M.E revolts and Arab Christians: a justified prudence
» 09/27/2011 11:36
by Habib Mohammed Hadi Sadr
The Iraqi ambassador to the Holy See justifies the prudence of the Christians in the face of Arab revolts that are afflicting the Middle East and cautions against giving too much importance to “unfounded accusations, they are our compatriots, they have everything in common with us, our homeland, purpose and destiny. ”
The Arab Spring regards Arab Christians; there has been growing criticism against them for the position some of them have expressed over the riots in Arab countries, some analysts believe that there will be a revival of Arab Christians thanks to what is taking place in the Arab world, and not what happened in the past. Christ has never been a model for dictators, and there are those who believe that a true, sincere Christian-Muslim dialogue can be born of the revolution, or in the period that will follow the revolution.
There are people who criticize the attitude of some of the Arab Christians against the current protest, who recall with admiration the noble position that Arab Christians during the Ottoman Empire at the time of the Arab liberation movements , and the very negative attitude of Christians towards the French and British policies in the Middle East, and in particular against the plans and behaviour of the Zionists in the occupied Arab territories.
The reality calls for a neutral and realistic analysis of the differing positions. So then we must first recognize an important fact: the Arab Christian component is a minority within the society in which they live. There is no denying the importance and weight of their role, through different historical periods, but the number counts, and the weight of the majority is completely different from that of the minority. This minority is alarmed. It fears that the political, social and economic turmoil which erupted unexpectedly, motivated by emotions rather than clear programs, and which does not take account of internal and international conditions, can have serious consequences on the lives of minorities, and open the way for an unknown and terrible future.
The first Arab revolts received the full support of the Arab world, but today this is no longer the case. For example, the societies in countries where there is a revolt – Syria, Yemen, and Bahrain – are divided on how the prospect of change and demands for democratic reforms. In some places there are calls for a peaceful solution, and protests against foreign interference, but elsewhere there are those who use violence and confrontation, and there are those who rely on armed protests and use foreign forces to overthrow the regime. The situation is made more difficult by the attitude of the international community and the UN Security Council. Each party is acting according to his own interests, analysis and strategies to operate in the present and future of the region. And this situation means that Arab Christians should wait before committing themselves, to avoid any errors in assessing all probabilities.
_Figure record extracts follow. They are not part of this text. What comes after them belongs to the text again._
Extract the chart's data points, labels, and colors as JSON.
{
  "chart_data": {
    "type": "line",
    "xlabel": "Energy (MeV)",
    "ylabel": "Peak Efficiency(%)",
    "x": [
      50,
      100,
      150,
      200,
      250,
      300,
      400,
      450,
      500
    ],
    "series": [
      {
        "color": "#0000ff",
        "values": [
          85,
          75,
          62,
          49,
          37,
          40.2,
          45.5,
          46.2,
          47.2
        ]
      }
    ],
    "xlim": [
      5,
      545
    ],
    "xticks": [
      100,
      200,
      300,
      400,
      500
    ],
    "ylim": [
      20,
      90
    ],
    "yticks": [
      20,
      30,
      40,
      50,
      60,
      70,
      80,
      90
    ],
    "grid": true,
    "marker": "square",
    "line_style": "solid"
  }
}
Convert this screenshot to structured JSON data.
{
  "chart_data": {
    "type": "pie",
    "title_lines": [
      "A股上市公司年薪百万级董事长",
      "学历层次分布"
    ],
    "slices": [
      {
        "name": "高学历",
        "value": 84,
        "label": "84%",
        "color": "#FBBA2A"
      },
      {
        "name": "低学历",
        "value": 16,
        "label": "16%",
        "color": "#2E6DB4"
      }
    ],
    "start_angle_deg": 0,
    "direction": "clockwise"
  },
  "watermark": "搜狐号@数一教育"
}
It is also only natural that Christians should mistrust these protests, fearing that they will be led by radical Islamic forces who want to seize power, based on the fact that they are more organized and have a greater, more effective ability to shuffle the cards. These are forces that have shed blood and desecrated Christian churches. As a result Arab Christians find themselves having to choose between accepting authoritarian systems, but with a certain amount of secularism, which guarantee freedom of religion, or a totally different type systems. They choose what seems to them the lesser of two evils.
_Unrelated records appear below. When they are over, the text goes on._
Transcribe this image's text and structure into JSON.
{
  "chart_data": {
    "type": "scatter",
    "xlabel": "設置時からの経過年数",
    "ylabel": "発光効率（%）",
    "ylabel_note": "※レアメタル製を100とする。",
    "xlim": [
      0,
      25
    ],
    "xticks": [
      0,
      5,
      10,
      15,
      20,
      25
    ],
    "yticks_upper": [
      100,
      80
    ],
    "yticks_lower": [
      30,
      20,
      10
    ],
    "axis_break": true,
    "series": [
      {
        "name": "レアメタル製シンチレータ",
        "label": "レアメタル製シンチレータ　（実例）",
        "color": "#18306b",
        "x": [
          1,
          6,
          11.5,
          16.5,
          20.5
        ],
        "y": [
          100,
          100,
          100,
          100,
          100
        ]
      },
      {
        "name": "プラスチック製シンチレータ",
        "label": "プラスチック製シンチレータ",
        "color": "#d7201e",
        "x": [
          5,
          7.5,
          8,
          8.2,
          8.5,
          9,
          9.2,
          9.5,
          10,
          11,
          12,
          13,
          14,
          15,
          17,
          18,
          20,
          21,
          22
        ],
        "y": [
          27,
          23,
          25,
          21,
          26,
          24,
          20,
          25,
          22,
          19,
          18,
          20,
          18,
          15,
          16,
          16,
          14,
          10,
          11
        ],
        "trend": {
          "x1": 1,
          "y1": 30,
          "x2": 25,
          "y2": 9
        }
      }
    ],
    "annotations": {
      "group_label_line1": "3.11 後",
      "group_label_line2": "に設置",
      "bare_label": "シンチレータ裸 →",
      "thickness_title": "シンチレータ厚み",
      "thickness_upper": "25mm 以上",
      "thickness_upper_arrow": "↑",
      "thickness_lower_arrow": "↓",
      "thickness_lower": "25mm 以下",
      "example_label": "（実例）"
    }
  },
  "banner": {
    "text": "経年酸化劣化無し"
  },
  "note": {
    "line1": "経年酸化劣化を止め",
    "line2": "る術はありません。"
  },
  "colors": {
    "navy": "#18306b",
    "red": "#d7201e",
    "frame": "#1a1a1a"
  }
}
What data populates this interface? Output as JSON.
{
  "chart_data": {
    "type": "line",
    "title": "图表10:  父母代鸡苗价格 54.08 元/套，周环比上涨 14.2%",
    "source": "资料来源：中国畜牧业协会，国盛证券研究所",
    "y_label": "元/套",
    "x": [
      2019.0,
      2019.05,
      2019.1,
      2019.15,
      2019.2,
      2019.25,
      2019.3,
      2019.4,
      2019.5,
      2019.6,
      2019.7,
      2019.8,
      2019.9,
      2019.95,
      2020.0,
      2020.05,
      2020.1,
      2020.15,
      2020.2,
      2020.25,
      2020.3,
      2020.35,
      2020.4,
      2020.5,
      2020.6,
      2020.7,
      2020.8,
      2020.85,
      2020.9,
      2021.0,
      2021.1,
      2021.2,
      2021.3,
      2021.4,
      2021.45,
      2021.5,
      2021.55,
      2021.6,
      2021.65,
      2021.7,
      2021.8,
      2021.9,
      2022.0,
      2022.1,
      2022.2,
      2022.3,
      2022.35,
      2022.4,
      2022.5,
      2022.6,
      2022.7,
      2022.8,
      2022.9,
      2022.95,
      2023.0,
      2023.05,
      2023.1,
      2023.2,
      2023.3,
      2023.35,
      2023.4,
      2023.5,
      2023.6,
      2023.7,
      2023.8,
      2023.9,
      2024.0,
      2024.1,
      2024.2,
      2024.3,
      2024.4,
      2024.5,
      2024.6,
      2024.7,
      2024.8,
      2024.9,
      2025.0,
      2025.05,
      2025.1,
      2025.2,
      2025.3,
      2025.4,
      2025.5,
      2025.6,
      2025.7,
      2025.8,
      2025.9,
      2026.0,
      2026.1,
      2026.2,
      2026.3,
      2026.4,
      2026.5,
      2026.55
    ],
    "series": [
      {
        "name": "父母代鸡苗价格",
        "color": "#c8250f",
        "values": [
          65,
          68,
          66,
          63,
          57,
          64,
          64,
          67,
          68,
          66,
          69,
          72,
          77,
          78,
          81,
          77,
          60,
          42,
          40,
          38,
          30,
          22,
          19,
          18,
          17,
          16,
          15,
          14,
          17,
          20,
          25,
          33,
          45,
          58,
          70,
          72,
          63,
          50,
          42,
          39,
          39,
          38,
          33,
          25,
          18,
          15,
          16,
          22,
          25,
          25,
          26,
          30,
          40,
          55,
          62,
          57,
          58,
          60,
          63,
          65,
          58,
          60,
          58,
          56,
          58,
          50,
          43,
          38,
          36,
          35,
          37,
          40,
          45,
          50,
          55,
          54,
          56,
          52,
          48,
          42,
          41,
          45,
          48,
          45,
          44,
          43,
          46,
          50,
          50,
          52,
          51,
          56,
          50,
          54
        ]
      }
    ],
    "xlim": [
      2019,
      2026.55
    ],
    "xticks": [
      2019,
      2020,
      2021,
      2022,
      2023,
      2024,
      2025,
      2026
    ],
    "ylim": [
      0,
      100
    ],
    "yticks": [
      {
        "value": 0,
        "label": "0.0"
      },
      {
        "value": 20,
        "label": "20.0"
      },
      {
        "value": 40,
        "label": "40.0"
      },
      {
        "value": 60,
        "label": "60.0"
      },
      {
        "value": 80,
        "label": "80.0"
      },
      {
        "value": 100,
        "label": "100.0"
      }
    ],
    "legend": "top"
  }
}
What makes the problem complex and scene confusing is the lack of a convincing alternative to the systems protesters want to change. In addition, the protest movements do not have a unified command, a clear, specific program or trend. This situation allows opportunists to ride the wave of protest and direct the protest towards extremist goals. Arab Christians wisely use their position to make a decision. They see the danger of the conflicts between demonstrators and power, the killing of innocent people, destruction of property and the blocking of interests. They believe that peaceful solutions, the search for sober and discreet dialogue between people and rulers, opening the way for necessary reforms and restructuring are the best way to avert the possibility of external intervention in the water made increasingly cloudy by the riots.
The aspiration to satisfy the desire of Arab citizens for a democratic model to achieve the peaceful transfer of power by recourse to the polls is a right of citizens, but can only be reached with the constitutional rights, not with the method and language of bullets.
Arab Christians are no better than their brothers, but carry a very powerful voice of wisdom in the management of this crisis. They too are victims of what the dictatorial regimes of Arab countries have produced, namely marginalization in decision-making, silence and a condition of second-class citizens, and for this reason a large number of them decided to emigrate from their country, in search of freedom and dignity.
These reasons have led to a closure, demographic decline and their current role. This region is their birthplace, the historic cradle of the monotheistic religions.
The Holy See, worried, decided to convene a synod of bishops dedicated to the Middle East in October last year, to study this serious problem and take the necessary measures to stop this trend. The basic belief is that the wealth of this region lies in the plurality and diversity that exists within the various nations: religion, language, history and coexistence between different faiths. Christian ethics and culture are centred on a system of values that are opposed to injustice, far removed from corruption, and open to the concept of freedom. The message of Jesus Christ to people is rejection of authoritarianism, and the promotion of virtue and the renunciation of all forms of hatred, violence and coercion.
Therefore, after all that we have seen, we must accept the attitude of Christians, encouraging them to interpret what is right and logical, depending on each context, and not to give importance to unfounded accusations, they are our compatriots, we have everything in common, Homeland, purpose and destiny.